Over time it had become a community homecoming, complete with a carnival, three days of live music, and hundreds of people pretending it was legal to wander through the streets drinking Pbr from the can.
As kids, Fran and her brothers went every summer, riding the Tilt-A-Whirl until they could barely stand, eating deep-fried Snickers and fluorescent snow cones.
As they got older, they went to the parties, they snuck beers in the pockets of their hoodies, and they joined the throngs of people on the beach screaming and cheering for the Greasy Pole.
The Greasy Pole was a forty-foot post perched like a diving board off a platform on the corner edge of Gloucester’s outer harbor.
Back in the day they would cover the pole in motor oil and axle grease to make it slippery, but now they used Crisco, fourteen cans of it, to make the pole slick with goo.
There was an Italian flag at the end, and the goal was to run the length and snatch the flag before falling twenty feet into the sea.
There were people on Jet Skis ready to help haul you out, Coast Guard and EMTs, because inevitably, men didn’t fall cleanly into the water.
They bounced their faces off the pole, splitting their lips and losing teeth, they knocked their backs, their wrists, their groins.
Women could participate, sure, but Fran had never once seen one try.
It seemed to be a uniquely male desire to publicly wreck yourself for the prize of bragging rights.
Of course, when someone managed to get the flag, the crowd lost their ever-loving minds.
They would swim out to the guy with the flag, nearly drowning him in the process.
They’d haul him to shore and lift him on their shoulders.
They’d carry him through the streets screaming “Viva San Pietro” and make him their king.
His name would be engraved in brass on the wall, his photo in the paper.
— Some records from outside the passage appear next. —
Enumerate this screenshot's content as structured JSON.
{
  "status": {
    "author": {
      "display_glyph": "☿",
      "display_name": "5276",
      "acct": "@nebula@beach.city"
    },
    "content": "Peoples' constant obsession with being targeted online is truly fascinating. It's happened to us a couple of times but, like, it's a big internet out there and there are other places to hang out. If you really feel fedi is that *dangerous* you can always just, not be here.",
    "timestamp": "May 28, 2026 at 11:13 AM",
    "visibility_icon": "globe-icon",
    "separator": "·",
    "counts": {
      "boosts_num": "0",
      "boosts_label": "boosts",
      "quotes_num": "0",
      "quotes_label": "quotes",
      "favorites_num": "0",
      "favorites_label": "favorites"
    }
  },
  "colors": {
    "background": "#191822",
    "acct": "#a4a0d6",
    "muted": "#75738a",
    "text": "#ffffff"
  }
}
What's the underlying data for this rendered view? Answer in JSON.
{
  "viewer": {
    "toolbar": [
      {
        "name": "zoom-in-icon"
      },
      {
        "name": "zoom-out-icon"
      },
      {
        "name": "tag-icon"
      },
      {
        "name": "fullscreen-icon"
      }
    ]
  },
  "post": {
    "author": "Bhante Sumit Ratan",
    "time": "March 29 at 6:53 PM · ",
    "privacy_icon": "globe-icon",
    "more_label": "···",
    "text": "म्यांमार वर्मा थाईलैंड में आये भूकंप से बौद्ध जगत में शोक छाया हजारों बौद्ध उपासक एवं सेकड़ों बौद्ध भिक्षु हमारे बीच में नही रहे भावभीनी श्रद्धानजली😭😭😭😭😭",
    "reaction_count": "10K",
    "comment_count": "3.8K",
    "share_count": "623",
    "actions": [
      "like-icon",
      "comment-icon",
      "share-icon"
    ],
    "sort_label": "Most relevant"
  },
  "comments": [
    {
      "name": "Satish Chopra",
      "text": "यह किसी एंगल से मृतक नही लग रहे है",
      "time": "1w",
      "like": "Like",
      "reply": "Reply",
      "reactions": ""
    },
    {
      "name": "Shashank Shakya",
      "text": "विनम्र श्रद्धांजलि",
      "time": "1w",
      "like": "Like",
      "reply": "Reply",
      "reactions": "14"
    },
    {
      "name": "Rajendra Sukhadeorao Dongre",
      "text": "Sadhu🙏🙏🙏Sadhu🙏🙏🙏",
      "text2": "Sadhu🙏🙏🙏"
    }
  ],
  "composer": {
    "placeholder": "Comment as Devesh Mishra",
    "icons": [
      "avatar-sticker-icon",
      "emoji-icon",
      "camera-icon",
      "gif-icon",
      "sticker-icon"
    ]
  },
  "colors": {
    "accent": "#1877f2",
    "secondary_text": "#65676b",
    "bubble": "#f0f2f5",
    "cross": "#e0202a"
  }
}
Still, none of Fran’s Greenhead friends had ever thought about signing up for the Greasy Pole.
It was more a Gloucester thing than a Greenhead thing, and Gloucester was an insular community.
They liked to say that in Gloucester your family tree was shaped like a wreath, that if you stuck around, you ran the very real risk of marrying your cousin.
But RJ had a bunch of friends from Gloucester on his crew, a stonemason, an electrician he hired regularly, and they’d become close.
When they removed a portico column after a demo out on Linebrook Road, RJ had brought it home and decided he was going to keep the column in their backyard and train to do the Greasy Pole himself.
He laid it across a tarp and he and the guys covered the thing in dish soap and took turns trying to run across it.
They were terrible. Hale and London were excited at first, spending hours in the yard with RJ slipping and sliding onto the grass, but they grew bored after realizing there was no way Fran would let them sign up for the real contest. The thing was, Fran didn’t actually think RJ would make it onto the list. She figured the sign-ups were mostly reserved for long-time competitors or their cousins and nephews.
And RJ couldn’t even make it across the dish soap column, so he had no chance of crossing the real thing.
But Fran had forgotten about the costumes.
For a reason nobody could quite explain, it had become traditional for Greasy Pole contestants to dress up, wearing skirts, wigs, superhero capes, or face paint.
And if there was one thing RJ couldn’t resist, it was the chance to make an ass of himself in a costume.
He went to St. Peter’s Church the Wednesday before Fiesta and signed up at the card table in the foyer.
His electrician, a man who must have had a legal name but who everyone referred to as “Sauce,” had a word with someone, and to Fran’s shock and chagrin, RJ made the cut.